Sleep architecture matters profoundly. During deep sleep, the glymphatic system clears metabolic waste from the brain. Without adequate slow-wave sleep, the neurogenic microenvironment becomes toxic. Growth factors accumulate. Stem cell function declines. We see this in insomniacs and in people with sleep apnea—accelerated cognitive aging even when other markers are normal.
BDNF is the linchpin. It's produced during exercise, enriched in sleep, and reduced by stress, poor diet, and chronic inflammation. Chronically elevated cortisol suppresses BDNF expression and neurogenesis. Sustained inflammation (from periodontal disease, chronic infection, metabolic endotoxemia) does the same. This is why treating chronic inflammation and supporting HPA axis recovery are prerequisites for meaningful neurogenesis.

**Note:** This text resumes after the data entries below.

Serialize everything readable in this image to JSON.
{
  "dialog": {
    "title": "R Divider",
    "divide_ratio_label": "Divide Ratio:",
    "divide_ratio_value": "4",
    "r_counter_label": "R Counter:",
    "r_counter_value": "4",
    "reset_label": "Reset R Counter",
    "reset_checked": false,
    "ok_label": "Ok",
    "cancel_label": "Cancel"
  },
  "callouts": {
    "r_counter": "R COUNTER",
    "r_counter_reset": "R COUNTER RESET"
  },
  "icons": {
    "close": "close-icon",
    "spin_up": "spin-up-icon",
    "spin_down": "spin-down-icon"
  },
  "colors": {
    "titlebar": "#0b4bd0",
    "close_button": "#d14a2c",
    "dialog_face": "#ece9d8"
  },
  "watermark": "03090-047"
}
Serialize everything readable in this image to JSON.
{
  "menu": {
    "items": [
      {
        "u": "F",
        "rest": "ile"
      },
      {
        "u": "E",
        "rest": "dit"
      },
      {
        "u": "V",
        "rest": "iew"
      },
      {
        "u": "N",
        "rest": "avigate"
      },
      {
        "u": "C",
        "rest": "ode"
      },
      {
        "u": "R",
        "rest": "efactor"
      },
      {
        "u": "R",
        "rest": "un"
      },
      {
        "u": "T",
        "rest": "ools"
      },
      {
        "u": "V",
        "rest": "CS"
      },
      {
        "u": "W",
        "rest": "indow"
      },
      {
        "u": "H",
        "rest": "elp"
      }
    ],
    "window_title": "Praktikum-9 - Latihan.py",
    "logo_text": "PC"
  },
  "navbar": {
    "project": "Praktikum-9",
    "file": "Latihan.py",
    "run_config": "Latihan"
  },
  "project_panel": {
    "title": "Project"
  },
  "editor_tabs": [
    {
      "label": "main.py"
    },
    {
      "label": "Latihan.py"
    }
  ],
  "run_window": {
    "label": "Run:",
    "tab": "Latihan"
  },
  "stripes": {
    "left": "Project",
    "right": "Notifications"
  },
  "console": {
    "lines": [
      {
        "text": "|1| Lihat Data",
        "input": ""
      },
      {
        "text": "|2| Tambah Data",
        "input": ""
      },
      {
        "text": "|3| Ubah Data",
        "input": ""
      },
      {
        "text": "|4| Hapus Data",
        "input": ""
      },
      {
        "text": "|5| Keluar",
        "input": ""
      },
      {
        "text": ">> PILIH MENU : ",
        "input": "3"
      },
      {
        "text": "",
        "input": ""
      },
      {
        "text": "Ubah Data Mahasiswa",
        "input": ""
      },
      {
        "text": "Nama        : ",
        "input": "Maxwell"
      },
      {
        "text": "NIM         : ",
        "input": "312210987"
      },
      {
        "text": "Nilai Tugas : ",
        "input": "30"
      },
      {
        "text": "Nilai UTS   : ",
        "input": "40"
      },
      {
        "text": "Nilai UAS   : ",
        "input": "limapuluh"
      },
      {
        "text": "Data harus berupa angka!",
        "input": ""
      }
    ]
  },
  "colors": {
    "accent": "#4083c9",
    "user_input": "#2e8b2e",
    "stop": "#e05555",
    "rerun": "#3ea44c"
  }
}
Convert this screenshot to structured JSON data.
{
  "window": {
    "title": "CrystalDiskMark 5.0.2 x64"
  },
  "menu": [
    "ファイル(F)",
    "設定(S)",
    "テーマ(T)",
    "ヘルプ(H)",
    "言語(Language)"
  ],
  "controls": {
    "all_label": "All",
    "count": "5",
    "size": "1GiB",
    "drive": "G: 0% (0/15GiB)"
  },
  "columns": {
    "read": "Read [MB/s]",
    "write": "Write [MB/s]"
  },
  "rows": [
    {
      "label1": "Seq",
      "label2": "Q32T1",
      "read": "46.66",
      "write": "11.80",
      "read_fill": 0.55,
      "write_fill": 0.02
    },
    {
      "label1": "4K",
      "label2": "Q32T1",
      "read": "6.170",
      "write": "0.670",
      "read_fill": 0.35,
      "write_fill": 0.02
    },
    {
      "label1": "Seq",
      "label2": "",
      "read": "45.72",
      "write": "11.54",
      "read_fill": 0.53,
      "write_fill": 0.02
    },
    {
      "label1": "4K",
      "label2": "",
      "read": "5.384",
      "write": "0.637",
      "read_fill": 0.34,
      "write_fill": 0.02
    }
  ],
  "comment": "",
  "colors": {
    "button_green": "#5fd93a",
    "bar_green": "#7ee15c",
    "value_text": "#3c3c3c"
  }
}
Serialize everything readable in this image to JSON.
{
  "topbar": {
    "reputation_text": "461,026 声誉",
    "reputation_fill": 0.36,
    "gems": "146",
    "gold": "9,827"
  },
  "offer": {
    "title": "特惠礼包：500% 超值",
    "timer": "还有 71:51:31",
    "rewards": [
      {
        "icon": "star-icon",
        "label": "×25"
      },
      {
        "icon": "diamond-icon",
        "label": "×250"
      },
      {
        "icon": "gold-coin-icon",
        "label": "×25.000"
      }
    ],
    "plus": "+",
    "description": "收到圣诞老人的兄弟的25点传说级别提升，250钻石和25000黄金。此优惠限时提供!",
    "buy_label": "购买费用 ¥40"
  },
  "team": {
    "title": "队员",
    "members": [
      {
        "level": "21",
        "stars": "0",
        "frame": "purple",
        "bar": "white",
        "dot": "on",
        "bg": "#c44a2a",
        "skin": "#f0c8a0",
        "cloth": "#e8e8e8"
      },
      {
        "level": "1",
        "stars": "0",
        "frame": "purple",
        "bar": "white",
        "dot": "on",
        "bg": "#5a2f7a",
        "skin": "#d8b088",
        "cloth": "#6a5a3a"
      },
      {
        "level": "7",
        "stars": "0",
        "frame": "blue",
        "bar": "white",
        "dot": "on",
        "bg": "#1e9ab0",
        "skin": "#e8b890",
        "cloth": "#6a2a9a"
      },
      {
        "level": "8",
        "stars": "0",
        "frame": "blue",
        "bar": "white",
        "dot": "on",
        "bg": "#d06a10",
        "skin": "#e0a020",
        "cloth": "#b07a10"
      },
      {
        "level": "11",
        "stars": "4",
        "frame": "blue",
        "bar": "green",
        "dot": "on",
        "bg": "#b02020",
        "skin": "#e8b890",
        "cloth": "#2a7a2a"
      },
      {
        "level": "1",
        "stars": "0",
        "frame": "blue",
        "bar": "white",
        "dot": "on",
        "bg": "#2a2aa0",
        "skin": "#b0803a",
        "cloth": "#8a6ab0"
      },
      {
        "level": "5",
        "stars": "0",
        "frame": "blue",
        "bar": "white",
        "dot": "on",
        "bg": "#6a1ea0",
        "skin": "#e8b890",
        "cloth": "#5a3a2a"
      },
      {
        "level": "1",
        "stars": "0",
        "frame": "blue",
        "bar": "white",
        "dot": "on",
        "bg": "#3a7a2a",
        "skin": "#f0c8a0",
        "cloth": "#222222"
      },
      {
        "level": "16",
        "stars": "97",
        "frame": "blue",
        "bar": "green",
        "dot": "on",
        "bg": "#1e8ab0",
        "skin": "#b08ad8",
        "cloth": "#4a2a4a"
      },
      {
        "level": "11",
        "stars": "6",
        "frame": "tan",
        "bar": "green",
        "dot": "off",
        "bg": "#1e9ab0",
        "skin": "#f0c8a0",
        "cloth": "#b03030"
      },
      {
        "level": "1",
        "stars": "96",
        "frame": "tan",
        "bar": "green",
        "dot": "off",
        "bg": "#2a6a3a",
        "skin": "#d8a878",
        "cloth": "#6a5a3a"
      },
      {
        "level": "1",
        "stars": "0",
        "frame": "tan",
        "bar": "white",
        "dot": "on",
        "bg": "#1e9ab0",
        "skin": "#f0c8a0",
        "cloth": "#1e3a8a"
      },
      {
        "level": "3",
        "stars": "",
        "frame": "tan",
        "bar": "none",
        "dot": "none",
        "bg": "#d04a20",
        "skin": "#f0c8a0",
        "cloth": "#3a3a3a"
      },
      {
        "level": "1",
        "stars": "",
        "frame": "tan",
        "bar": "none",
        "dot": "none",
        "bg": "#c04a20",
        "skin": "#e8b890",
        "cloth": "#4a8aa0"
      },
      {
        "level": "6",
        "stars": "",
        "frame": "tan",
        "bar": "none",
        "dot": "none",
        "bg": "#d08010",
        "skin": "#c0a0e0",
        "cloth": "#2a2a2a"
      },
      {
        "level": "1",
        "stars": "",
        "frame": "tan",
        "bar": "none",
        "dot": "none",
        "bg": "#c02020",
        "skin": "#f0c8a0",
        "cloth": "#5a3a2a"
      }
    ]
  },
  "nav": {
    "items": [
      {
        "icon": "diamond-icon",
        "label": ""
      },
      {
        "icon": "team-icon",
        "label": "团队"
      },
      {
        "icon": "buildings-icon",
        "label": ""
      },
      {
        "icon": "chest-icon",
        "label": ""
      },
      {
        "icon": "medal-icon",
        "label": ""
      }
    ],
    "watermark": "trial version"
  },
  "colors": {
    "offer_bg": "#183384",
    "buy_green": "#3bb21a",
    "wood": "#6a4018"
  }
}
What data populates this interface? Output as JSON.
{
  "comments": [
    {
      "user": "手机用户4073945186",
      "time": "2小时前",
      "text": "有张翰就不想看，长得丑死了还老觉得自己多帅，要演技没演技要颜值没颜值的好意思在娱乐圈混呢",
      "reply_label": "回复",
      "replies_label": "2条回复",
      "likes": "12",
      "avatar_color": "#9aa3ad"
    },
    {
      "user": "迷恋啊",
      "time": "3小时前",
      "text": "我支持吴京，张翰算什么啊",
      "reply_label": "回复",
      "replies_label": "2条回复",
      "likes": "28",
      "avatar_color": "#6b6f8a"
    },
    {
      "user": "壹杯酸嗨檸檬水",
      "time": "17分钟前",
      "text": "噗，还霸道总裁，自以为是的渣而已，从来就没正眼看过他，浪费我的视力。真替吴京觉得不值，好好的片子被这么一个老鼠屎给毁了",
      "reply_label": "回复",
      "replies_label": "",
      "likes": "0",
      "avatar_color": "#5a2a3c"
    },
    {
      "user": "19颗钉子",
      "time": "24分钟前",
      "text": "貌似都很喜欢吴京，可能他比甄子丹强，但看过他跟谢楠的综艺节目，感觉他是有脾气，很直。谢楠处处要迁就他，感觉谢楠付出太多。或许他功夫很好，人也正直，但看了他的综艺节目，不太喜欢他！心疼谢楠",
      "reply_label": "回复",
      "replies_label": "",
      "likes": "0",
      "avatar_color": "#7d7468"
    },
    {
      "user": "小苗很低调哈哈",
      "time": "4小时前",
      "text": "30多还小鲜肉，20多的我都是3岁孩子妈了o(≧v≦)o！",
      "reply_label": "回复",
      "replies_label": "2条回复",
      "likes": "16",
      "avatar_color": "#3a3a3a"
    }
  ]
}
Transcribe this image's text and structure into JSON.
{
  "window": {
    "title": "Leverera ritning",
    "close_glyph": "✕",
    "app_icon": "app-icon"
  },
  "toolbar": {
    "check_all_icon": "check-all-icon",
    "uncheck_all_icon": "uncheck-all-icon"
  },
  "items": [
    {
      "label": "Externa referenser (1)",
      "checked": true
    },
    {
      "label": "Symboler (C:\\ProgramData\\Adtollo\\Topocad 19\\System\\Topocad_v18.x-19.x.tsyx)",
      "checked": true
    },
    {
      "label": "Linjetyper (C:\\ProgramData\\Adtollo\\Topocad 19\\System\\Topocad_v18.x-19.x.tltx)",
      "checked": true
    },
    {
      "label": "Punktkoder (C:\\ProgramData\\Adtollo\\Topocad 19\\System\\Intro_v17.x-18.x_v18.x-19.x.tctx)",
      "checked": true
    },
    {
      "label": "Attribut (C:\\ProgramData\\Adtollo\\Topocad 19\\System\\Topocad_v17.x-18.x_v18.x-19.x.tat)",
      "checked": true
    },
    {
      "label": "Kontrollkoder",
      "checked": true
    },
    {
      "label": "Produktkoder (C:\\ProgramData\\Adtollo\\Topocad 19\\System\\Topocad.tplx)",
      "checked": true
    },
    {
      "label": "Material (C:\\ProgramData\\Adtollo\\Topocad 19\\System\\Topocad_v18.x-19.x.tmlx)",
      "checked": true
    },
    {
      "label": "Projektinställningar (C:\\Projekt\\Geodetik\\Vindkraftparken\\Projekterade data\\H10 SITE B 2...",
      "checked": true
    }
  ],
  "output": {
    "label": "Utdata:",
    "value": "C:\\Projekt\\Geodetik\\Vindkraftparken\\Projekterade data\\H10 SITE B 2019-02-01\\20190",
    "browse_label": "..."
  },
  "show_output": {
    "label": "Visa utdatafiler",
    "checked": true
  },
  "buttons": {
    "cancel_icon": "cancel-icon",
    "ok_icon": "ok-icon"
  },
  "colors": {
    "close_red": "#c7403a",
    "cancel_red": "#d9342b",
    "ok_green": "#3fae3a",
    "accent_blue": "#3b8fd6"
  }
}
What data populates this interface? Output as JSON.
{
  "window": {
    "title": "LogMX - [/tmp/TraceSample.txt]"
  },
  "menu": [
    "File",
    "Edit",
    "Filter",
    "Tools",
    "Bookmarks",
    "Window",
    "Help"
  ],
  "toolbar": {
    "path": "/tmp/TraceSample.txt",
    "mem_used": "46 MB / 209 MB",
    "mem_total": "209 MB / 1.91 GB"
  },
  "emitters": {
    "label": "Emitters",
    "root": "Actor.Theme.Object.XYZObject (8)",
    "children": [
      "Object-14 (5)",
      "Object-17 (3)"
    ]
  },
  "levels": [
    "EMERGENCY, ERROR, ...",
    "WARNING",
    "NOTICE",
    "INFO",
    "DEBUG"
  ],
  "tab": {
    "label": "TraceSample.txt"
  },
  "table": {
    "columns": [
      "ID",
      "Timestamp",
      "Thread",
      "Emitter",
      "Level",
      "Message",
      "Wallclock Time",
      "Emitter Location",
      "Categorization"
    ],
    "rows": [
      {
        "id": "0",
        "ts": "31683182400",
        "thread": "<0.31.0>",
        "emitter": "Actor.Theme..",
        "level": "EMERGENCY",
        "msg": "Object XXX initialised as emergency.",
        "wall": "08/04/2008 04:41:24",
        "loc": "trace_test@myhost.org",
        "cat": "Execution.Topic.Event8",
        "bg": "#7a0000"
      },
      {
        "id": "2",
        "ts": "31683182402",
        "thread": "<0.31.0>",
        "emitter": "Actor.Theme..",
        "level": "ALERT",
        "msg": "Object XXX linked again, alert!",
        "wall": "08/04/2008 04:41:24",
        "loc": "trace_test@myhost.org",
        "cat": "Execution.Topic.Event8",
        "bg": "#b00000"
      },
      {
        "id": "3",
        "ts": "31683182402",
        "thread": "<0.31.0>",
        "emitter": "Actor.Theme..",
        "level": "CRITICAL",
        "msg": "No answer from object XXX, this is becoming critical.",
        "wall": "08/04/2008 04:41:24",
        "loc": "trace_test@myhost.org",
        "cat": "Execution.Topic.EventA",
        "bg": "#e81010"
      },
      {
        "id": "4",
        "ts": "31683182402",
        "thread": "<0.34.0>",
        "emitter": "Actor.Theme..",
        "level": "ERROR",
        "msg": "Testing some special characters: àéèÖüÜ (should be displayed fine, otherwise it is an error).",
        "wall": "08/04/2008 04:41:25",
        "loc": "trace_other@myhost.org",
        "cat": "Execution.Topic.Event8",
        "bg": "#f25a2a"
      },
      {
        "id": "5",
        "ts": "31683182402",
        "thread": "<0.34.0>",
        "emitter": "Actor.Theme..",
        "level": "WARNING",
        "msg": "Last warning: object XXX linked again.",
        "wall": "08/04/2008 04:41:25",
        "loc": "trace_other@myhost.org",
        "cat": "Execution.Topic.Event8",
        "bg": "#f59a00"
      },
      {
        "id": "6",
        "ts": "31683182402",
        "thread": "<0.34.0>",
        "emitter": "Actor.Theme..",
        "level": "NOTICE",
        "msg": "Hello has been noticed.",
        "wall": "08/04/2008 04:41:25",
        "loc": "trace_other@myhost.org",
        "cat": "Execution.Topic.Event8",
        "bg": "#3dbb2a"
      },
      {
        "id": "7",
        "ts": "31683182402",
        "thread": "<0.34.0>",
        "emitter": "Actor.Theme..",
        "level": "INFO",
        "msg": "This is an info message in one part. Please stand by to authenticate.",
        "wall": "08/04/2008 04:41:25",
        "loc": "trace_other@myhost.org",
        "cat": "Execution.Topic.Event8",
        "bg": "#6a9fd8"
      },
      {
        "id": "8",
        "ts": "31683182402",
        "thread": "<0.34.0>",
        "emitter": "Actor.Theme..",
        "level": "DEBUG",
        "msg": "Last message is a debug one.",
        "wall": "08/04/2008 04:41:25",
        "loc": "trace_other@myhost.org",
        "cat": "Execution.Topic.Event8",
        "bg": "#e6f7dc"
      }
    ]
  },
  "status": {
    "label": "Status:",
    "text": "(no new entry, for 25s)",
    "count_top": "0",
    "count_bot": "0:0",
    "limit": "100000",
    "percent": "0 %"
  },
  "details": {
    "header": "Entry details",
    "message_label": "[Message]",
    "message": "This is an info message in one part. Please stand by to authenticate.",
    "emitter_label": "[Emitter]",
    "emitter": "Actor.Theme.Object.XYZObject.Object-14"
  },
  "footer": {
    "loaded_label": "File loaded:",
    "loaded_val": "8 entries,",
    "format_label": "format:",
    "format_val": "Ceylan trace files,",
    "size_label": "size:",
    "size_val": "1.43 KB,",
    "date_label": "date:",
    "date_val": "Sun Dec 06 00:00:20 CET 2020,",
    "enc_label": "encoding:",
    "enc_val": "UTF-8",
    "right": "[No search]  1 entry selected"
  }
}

Specific micronutrients matter: Omega-3 fatty acids directly support neurogenesis and neuroblast integration. B vitamins (particularly B6, B12, and folate) are cofactors in methylation reactions that epigenetically regulate neurogenic gene expression. Polyphenols from specific plant sources (resveratrol, anthocyanins, quercetin) activate SIRT and AMPK pathways. These aren't supplements in the marketing sense—they're structural components of neurogenesis signaling.
What Doesn't Work (Or Works Rarely)
Cognitive training alone doesn't reliably drive neurogenesis. Learning novel tasks activates the hippocampus, but structural neurogenesis requires the molecular signaling cascade—BDNF, growth factor availability, reduced inflammation, adequate sleep. Without those preconditions, training is limited by the existing circuit.
Psychologically, there's something important here: people often believe that if they just engage in cognitive activity harder, their brain will respond. But the brain requires substrate. You can't build new neurons without the nutritional, metabolic, and molecular architecture to support them.
Where Regenerative Therapies Enter
Mesenchymal stem cells and exosomes don't directly generate hippocampal neurons—the human hippocampus's stem cell pool is finite and can't be substantially expanded from outside. But they do several things that enable endogenous neurogenesis:
- Reduce neuroinflammation through IL-10 and TGF-β secretion, making the neurogenic niche hospitable again
- Support vascularity and glymphatic clearance through VEGF and other angiogenic factors
- Provide trophic support—exosomes carry microRNAs and proteins that enhance BDNF signaling and reduce apoptosis in new neurons
In the context of someone whose neurogenic capacity has been suppressed by inflammation or metabolic dysfunction, these interventions can reset the environment so that endogenous mechanisms work again. Combined with exercise, sleep optimization, metabolic repair, and targeted nutrition, they can produce measurable changes in hippocampal volume and cognitive function.
The Next Decade
Neurogenesis therapy, in 5-10 years, won't be a single intervention. It will be a protocol: comprehensive assessment of what's suppressing neurogenesis (inflammation, metabolic dysfunction, sleep fragmentation, ongoing stress), targeted removal of those blocks, optimization of the biological environment through exercise and nutrition, strategic use of regenerative therapies where endogenous capacity is severely compromised, and measurement of effect through advanced imaging (volumetric mapping, functional connectivity) and cognitive testing.
It's already starting to look like this at leading centers. The question isn't whether we can promote neurogenesis—we can. The question is whether we have the patience to do it properly, addressing all the variables instead of taking a pill and hoping.